The Locus of a Vertex


Ralph Hickman


Problem: Given two vertices X and Y of triangle XYZ and the angle at the third vertex Z (i.e., the angle opposite side XY), find the locus of the point Z.


1. Construct the circumcircle of XYZ. Construct radii OX, OY, and OZ.

2. d(OX) = d(OY) = d(OZ).

3. d(OY) = d(YO) [Distance is symmetric.] By the Isosceles Triangle Theorem, since d(OX) = d(YO), then m(OXY) = m(XYO). Now, m(OXY) + m(XYO) + m(YOX) = 180. [Triangle Angle Sum Theorem] So, 2m(OXY) + m(YOX) = 180. In the same manner, it can be shown that 2m(OYZ) + m(ZOY) = 180 and 2m(OZX) + m(XOZ) = 180.
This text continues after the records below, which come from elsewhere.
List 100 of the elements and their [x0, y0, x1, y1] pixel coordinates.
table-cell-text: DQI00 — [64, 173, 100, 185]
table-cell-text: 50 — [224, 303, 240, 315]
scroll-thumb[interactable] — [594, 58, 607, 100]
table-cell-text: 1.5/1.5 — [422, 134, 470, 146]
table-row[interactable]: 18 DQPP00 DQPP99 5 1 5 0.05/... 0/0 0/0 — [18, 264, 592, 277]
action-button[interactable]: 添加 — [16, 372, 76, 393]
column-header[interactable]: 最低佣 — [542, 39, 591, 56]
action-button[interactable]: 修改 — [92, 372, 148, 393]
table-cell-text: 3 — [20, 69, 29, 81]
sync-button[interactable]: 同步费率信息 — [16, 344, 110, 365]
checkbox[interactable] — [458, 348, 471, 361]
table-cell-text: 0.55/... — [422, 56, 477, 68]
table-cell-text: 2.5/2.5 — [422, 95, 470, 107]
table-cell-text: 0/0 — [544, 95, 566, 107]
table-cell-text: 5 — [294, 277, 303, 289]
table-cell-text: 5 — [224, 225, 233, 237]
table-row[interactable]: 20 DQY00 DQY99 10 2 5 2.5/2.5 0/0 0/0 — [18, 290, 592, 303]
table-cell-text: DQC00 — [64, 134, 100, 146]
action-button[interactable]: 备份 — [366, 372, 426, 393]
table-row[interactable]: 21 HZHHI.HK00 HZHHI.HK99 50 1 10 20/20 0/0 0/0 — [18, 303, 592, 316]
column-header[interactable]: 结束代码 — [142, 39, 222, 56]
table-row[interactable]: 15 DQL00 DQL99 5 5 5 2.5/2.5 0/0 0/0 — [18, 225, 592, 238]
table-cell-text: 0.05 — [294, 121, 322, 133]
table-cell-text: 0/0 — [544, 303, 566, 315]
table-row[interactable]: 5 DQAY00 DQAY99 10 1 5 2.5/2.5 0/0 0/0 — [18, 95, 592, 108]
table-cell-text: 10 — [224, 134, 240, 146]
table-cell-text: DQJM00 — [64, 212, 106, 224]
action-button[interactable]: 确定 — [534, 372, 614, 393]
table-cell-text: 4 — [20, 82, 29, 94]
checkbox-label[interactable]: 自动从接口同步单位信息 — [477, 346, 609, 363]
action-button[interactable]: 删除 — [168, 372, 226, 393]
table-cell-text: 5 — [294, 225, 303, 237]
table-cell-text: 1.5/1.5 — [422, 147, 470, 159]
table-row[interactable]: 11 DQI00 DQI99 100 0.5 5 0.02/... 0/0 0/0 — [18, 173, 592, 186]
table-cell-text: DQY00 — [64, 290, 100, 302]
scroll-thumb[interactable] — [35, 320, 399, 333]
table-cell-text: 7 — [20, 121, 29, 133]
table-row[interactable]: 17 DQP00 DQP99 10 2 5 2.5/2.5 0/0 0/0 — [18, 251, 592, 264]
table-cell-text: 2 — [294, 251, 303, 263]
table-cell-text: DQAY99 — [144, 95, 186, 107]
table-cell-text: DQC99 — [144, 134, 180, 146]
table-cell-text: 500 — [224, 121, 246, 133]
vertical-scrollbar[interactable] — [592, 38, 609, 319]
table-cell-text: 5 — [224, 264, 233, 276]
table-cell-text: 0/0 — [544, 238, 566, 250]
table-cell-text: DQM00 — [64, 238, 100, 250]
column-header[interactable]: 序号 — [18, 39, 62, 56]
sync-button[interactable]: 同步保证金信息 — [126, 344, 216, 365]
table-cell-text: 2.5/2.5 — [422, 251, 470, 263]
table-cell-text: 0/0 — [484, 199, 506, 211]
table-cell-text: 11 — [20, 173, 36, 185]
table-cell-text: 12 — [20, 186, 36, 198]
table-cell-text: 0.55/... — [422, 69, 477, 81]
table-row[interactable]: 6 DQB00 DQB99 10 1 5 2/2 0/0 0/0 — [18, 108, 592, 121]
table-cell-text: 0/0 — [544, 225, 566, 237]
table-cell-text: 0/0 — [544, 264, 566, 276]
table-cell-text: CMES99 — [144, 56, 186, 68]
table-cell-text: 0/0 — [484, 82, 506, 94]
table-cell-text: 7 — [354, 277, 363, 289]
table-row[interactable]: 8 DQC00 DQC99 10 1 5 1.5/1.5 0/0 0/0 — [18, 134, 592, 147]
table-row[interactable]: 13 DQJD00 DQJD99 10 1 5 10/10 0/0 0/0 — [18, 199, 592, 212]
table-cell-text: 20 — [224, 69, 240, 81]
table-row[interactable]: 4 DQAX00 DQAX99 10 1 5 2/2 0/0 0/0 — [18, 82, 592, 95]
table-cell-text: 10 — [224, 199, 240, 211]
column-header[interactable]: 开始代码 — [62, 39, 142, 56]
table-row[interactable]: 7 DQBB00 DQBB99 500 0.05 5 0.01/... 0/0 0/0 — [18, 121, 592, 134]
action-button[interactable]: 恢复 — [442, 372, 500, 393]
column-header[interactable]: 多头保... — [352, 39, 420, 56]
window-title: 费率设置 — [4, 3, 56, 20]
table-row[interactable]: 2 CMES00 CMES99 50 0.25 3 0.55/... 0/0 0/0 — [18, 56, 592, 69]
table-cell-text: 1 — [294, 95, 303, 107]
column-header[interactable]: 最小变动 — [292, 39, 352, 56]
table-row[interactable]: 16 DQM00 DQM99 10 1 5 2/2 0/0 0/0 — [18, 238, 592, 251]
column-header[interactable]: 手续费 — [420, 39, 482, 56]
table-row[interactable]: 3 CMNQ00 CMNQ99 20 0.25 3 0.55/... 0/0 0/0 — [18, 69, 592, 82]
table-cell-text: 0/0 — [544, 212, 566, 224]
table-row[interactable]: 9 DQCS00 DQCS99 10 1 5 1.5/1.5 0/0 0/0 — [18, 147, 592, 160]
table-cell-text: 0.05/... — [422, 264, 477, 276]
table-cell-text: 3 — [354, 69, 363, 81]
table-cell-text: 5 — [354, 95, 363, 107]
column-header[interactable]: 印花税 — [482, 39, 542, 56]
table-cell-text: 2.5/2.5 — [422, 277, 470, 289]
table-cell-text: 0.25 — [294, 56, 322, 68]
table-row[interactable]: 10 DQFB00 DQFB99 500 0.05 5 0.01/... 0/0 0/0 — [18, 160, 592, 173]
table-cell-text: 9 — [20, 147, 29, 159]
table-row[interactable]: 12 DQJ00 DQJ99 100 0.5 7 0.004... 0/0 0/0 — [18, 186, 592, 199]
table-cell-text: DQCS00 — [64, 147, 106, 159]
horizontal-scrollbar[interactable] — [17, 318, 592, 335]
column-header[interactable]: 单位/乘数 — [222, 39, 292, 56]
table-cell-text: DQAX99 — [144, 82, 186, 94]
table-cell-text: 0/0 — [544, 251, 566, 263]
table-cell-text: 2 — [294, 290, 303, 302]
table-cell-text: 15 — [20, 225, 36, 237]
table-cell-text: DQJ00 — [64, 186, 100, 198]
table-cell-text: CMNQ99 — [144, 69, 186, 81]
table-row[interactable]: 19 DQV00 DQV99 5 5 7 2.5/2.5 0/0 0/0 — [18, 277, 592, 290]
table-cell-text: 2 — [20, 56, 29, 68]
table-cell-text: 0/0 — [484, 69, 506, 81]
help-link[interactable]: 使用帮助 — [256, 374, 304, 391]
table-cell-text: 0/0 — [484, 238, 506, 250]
4. By the Triangle Angle Sum Theorem, m(ZXY) + m(XYZ) + m(YZX) = 180. Since angle measure is additive, m(ZXY) = m(ZXO) + m(OXY), m(XYZ) = m(XYO) + m(OYZ), and m(YZX) = m(YZO) + m(OZX). Thus, we can say that 2m(OXY) + 2m(OYZ) + 2m(OZX) = 180.

5. We know that m(YOX) + m(ZOY) + m(XOZ) = 360. Therefore,

m(YOX) = 360 - m(ZOY) - m(XOZ)

m(YOX) = 360 - (180 - 2m(OYZ)) - (180 - 2m(OZX))

m(YOX) = 2(m(OYZ) + m(OZX))

6. From (2.), m(YZX) = m(YZO) + m(OZX). But, m(YZO) = m(OYZ); so, m(YZX) = m(OYZ) + m(OZX).

7. Therefore, m(YOX) = 2m(YZX). In fact, for any point H on circle C on the same side of chord(XY) as Z, with H not Z, m(YOX) = 2m(YHX). [Z and H are on the same side of chord(XY) if and only if the proper angle measure of XYZ and the proper angle measure of XYH have the same sign.]

8. The length of segment(XY) is constant; so, m(YOX) is constant. Thus, we conclude that the locus of point Z is the major arc of angle(YOX).

Click here to view an animation of point H.

Question: What happens to the measure of angle YHX when H and Z are on opposite sides of chord(XY).